Sans doute y avait-il un hiatus entre la justice pensée par Jean-Denis Bredin et celle qui est appliquée – avec les faibles moyens qui lui sont dévolus – dans les tribunaux. L’inflation législative, et sa pente répressive, n’était pas pour le rassurer. Mais c’est un gouffre qui sépare la politique, à laquelle Bredin s’est un temps essayé – devenant vice-président du Mouvement des radicaux de gauche (MRG) de 1976 à 1980 –, des principes auxquels il se référait. Il abandonna toute responsabilité politique, acceptant uniquement de se voir confier dans les années 1980 des missions, notamment sur l’audiovisuel et le cinéma, ainsi que la présidence du conseil d’administration de la Bibliothèque nationale.

Jean-Denis Bredin, qui espérait de la gauche qu’elle promeuve « l’apprentissage obstiné du respect de la personne humaine et de sa dignité », avait Pierre Mendès France pour modèle. L’avocat historien avait rencontré l’ancien président du conseil pour L’Affaire. Il avait préfacé Le Procès Mendès France, de Christiane Rimbaud (Perrin, 1986), puis avait lui-même consacré un ouvrage à ce même sujet (Un tribunal au garde-à-vous. Le procès de Pierre Mendès France, 9 mai 1941, Fayard, 2002).

Dans une tribune titrée « Une autre idée de la politique », publiée dans Le Monde du 13 avril 1995, Jean-Denis Bredin écrivait – mais c’est encore la voix de Mendès qu’il faisait résonner : « L’intellectuel et le politique pourraient beaucoup faire pour que vienne une démocratie plus vivante, où ne règnent pas forcément les dogmes, les mots, les apparences. (…) Le risque détestable serait, pour la démocratie du siècle qui s’approche, qu’un jour le discours de l’intellectuel ne semble plus que pittoresque, et celui du politique indifférent », écrivait-il en juin 1999, dans un texte malheureusement prémonitoire.

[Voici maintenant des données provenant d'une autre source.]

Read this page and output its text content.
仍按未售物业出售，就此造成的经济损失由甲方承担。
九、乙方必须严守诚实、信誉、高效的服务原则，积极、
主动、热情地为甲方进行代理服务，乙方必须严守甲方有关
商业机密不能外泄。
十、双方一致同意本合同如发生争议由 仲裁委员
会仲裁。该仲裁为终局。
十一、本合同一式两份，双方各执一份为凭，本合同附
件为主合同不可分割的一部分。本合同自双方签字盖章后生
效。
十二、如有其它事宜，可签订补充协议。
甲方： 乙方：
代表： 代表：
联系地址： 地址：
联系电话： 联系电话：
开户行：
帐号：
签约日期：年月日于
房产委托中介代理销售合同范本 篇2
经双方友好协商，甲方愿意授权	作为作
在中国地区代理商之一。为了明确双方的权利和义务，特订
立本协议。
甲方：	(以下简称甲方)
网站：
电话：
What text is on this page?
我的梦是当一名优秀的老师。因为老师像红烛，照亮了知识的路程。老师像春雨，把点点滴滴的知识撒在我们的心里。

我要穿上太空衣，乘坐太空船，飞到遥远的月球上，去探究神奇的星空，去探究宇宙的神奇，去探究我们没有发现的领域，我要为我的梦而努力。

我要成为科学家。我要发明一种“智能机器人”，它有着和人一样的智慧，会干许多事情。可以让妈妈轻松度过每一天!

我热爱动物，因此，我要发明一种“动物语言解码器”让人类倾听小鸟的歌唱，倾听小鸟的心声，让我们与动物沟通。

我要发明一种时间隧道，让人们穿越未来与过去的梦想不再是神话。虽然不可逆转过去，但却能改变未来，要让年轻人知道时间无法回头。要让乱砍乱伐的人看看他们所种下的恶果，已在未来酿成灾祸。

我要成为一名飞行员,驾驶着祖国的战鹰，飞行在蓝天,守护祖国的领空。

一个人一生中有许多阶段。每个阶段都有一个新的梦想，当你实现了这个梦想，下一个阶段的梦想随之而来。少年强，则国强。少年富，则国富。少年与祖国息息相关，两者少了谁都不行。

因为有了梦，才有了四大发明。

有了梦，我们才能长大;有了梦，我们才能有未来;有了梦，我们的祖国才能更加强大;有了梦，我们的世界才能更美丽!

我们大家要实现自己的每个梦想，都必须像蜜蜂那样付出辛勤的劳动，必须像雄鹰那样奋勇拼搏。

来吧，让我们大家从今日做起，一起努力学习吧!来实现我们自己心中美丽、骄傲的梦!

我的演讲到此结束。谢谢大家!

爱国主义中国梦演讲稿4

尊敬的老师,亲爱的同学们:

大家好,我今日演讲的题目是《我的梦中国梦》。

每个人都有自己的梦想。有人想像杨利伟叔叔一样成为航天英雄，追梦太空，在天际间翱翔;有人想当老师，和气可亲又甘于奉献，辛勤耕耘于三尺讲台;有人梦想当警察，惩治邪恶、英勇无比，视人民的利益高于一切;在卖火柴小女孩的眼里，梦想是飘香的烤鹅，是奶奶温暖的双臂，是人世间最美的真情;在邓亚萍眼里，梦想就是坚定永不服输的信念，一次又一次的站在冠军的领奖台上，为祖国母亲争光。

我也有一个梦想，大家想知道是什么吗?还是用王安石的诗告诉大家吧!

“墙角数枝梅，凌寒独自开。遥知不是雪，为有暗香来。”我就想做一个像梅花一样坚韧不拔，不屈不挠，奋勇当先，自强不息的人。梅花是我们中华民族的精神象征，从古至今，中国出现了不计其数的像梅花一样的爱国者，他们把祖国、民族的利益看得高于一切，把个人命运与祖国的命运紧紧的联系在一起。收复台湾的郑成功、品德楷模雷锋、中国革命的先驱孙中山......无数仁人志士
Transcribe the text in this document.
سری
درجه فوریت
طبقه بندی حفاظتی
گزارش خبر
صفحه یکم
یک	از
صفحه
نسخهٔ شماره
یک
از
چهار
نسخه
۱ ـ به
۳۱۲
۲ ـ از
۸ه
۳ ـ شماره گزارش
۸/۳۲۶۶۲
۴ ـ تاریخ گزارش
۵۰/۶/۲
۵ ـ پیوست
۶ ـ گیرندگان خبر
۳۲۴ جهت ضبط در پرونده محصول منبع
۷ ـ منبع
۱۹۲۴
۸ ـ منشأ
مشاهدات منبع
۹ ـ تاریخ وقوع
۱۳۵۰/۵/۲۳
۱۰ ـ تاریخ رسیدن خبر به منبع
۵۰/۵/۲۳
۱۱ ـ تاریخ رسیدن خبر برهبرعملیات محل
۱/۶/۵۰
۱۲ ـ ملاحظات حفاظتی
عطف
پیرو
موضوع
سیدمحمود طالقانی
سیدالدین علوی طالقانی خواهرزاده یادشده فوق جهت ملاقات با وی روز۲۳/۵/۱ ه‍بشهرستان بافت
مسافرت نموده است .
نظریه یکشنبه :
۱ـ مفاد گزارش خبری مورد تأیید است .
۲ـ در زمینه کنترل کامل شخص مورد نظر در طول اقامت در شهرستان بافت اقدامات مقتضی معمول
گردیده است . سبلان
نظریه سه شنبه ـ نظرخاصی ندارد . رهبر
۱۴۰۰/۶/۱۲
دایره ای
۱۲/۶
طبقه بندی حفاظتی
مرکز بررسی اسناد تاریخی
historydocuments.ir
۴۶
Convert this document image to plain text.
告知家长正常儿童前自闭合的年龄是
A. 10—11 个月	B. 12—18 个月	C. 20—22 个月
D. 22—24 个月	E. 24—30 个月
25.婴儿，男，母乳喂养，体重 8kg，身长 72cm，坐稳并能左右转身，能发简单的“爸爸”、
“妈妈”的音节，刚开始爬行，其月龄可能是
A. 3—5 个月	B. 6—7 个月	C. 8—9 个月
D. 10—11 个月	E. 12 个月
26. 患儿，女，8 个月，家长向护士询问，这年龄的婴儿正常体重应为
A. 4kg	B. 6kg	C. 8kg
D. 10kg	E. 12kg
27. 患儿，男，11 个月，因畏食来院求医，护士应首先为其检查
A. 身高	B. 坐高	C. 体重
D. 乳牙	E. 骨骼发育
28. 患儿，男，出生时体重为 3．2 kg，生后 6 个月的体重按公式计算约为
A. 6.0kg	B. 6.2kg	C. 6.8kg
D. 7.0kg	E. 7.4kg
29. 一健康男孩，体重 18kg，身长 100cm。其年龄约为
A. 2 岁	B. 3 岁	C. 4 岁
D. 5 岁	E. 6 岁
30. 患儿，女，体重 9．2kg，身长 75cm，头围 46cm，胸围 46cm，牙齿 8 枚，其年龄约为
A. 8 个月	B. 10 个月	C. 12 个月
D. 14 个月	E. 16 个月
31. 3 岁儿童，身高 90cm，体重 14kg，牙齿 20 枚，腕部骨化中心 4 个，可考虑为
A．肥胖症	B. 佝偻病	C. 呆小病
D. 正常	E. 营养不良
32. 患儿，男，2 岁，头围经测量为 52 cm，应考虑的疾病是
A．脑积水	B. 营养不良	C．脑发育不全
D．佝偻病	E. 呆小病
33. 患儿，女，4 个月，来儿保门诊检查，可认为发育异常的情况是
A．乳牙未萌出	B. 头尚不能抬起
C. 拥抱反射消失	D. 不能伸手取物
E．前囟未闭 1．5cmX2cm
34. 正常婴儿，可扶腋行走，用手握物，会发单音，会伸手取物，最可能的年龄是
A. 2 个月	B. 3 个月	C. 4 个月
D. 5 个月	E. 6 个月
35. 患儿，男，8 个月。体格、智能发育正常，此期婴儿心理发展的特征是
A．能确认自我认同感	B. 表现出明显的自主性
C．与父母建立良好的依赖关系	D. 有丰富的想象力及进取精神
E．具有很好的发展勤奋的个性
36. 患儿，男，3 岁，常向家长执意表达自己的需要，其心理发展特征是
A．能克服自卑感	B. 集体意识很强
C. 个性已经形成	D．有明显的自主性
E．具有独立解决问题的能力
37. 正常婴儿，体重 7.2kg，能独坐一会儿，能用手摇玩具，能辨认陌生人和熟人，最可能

Lors du centenaire de l’affaire Dreyfus, son ouvrage couronné de plusieurs prix avait été réédité, dans une version augmentée. « Peu importe que l’affaire Dreyfus soit historiquement terminée, expliquait alors Jean-Denis Bredin, au Monde du 21 juin 1994. Elle continue de tracer une “ligne de partage” entre ceux qui préfèrent le dogme à la vérité, ceux qui préfèrent la chose jugée à la justice, ceux qui croient qu’existent des valeurs supérieures à l’individu : la patrie, l’Etat, l’armée, le parti, le chef, et ceux qui refusent de s’y résoudre ». « Encore faut-il remarquer que cette ligne de partage ne sépare pas les bons des méchants, ce qui serait trop simple, mais qu’elle passe sans doute en chacun d’entre nous », ajoutait l’historien.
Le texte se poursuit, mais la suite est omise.